Wohl kaum eine Vogelgruppe wird von der Allgemeinheit so verkehrt ein­geschätzt, falsch klassifiziert wie gerade unsere Raben. Da meinen die einen, sie gehören zu denAasvögeln, während andere wieder glauben, sie zu den Raubvögeln zählen zu müssen. Nun, mit den Rauvögeln (man sagt besser Greif- oder Stoßvögel) haben sie weder im Körperbau noch in der Schnabelform etwas gemein. Ebenfalls ist ihre Wesensart eine ganz andere. Raben gehören zu der Ordnung der Singvögel (Oscines), deren charakte­ristisches Merkmal ein aus sechs Muskelpaaren gebildeter Stimmapparat am unteren Kehlkopf ist. Und trotzdem diese grobe Stimme, dieses Ge­krächze, wird man sagen. Wer sich aber näher mit ihnen beschäftigt, wird bald eines anderen, Besseren belehrt werden. Alle unsere Rabenarten lernen beim näheren Umgang mit den Menschen mehr oder weniger gut mensch­liche, aber auch tierische Laute nachahmen. Ihr Singmuskelapparat ist also von Natur aus wohl ausgebildet. Häherarten imitieren bereits im Freien die Gesänge vieler kleinerer Singvögel. Daß man ihnen aber vorher die Zunge lösen muß, um ihnen menschliche Laute beizubringen, ist ein Irrtum, eine unmenschliche Grausamkeit. Es ist wohl selbstverständlich, daß einem einwandfreien, gesunden Vogel bedeutend leichter etwas beizubringen ist als einem an der Zunge verstümmelten.
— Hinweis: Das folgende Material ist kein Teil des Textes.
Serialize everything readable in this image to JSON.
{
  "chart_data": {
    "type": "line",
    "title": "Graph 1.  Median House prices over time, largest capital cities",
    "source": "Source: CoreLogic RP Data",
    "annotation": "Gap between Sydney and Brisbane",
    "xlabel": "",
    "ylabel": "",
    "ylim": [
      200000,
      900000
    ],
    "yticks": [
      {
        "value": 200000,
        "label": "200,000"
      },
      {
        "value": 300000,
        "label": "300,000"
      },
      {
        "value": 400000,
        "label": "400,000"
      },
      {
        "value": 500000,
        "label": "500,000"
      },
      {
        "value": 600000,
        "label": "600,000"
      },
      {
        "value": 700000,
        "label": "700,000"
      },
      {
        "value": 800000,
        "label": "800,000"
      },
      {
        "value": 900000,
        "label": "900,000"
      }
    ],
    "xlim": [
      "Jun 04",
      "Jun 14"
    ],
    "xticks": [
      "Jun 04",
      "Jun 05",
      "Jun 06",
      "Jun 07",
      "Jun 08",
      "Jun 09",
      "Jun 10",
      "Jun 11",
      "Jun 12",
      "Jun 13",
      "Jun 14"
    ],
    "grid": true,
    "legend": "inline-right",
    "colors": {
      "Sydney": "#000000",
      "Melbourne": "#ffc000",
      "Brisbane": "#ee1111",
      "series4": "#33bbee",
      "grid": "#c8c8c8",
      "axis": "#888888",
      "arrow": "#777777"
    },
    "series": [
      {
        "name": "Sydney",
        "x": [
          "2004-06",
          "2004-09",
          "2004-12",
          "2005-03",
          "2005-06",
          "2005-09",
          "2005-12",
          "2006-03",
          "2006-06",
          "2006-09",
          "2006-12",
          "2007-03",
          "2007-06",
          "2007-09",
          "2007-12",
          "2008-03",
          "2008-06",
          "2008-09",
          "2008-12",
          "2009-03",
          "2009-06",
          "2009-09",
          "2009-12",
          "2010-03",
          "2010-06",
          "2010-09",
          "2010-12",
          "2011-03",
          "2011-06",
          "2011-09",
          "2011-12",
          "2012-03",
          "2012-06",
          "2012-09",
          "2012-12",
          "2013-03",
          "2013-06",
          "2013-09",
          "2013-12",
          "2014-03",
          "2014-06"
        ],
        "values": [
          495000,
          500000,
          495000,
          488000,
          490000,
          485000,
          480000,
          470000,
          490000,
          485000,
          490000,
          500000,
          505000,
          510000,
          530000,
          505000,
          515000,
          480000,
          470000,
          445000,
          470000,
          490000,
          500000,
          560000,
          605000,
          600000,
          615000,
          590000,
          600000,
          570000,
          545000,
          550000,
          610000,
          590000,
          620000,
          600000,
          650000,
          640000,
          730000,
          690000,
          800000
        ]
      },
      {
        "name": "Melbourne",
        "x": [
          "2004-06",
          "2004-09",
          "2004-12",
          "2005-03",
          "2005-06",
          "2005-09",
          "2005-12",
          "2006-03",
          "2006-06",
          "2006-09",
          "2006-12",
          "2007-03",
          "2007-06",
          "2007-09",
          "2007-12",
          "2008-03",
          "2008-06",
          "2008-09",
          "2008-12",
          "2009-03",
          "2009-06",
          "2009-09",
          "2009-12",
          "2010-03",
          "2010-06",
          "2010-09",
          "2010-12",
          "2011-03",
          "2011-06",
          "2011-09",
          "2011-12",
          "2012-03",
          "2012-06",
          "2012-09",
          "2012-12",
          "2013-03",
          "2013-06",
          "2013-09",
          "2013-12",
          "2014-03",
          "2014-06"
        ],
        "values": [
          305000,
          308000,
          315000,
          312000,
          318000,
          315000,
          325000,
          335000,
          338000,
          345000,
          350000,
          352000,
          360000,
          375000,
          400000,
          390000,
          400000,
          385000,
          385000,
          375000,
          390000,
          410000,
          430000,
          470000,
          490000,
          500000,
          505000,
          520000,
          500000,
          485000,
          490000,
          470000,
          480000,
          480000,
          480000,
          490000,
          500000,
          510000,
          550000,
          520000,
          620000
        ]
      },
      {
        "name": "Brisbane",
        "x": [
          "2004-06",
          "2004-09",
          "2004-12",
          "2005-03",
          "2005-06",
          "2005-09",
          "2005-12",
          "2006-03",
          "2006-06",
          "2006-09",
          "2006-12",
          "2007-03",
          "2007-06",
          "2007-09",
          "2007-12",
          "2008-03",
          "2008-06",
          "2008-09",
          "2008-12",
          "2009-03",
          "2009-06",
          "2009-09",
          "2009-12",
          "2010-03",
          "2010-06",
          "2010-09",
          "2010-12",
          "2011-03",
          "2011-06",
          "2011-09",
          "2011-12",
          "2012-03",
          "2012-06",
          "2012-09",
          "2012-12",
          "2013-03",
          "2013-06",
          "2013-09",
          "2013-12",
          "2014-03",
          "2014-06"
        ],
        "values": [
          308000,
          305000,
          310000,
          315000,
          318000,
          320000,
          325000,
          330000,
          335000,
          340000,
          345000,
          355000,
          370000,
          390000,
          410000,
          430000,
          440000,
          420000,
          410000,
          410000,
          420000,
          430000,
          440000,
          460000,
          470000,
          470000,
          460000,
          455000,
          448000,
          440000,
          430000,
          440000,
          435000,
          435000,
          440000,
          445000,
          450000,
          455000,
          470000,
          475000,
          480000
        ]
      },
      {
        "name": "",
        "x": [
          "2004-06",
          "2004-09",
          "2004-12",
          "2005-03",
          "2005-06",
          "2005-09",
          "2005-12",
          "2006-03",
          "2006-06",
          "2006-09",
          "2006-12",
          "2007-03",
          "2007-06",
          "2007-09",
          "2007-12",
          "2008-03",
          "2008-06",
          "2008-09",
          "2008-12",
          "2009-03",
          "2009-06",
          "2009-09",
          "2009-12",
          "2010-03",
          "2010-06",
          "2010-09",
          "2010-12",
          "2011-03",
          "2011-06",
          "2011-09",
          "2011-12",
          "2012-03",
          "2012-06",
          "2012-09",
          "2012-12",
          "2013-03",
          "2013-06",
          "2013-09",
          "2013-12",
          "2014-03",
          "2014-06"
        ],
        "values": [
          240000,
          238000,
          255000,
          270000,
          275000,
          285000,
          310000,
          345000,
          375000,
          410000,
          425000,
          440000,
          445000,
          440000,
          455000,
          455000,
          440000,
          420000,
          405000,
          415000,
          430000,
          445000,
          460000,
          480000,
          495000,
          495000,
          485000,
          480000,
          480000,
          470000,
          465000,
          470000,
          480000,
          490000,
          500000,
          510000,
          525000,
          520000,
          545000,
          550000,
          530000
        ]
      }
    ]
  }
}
Alle heimischen Rabenarten leben in Monogamie; einige (Kolkrabe) wahr­scheinlich sogar in lebenslänglicher Dauerehe. Von Gestalt sind sie kräftig und gedrungen; der starke, harte, an der Spitze leicht gekrümmte Schnabel hat etwa die Länge des Kopfes. Die Nasenlöcher sind bei einigen Arten mit aufwärts gerichteten Borsten bedeckt, sonst aber frei, nur die Zügelbefiede­rung ist bei allen unseren heimischen Rabenarten borstig. In der Wesensart sind einige Arten gesellig, andere wiederum leben paarweise oder streichen vereinzelt, unstet durch ein größeres Gebiet. Alle Rabenarten sind kluge, verschlagene Vögel, immer gleich bereit, Bussarde, Habichte und Eulen zu belästigen und danach zu stoßen. Als wehrhafte und fluggewandte Vögel sind sie wohl in der Lage, diesen Strauchrittern das Leben zu verbittern. Sie sind mit ihren Unterfamilien und Untergattungen, wozu auch die Paradies-, Gärtner- und Laubenvögel gehören, mit Ausnahme von Neusee­land, über die gesamte Erde verbreitet.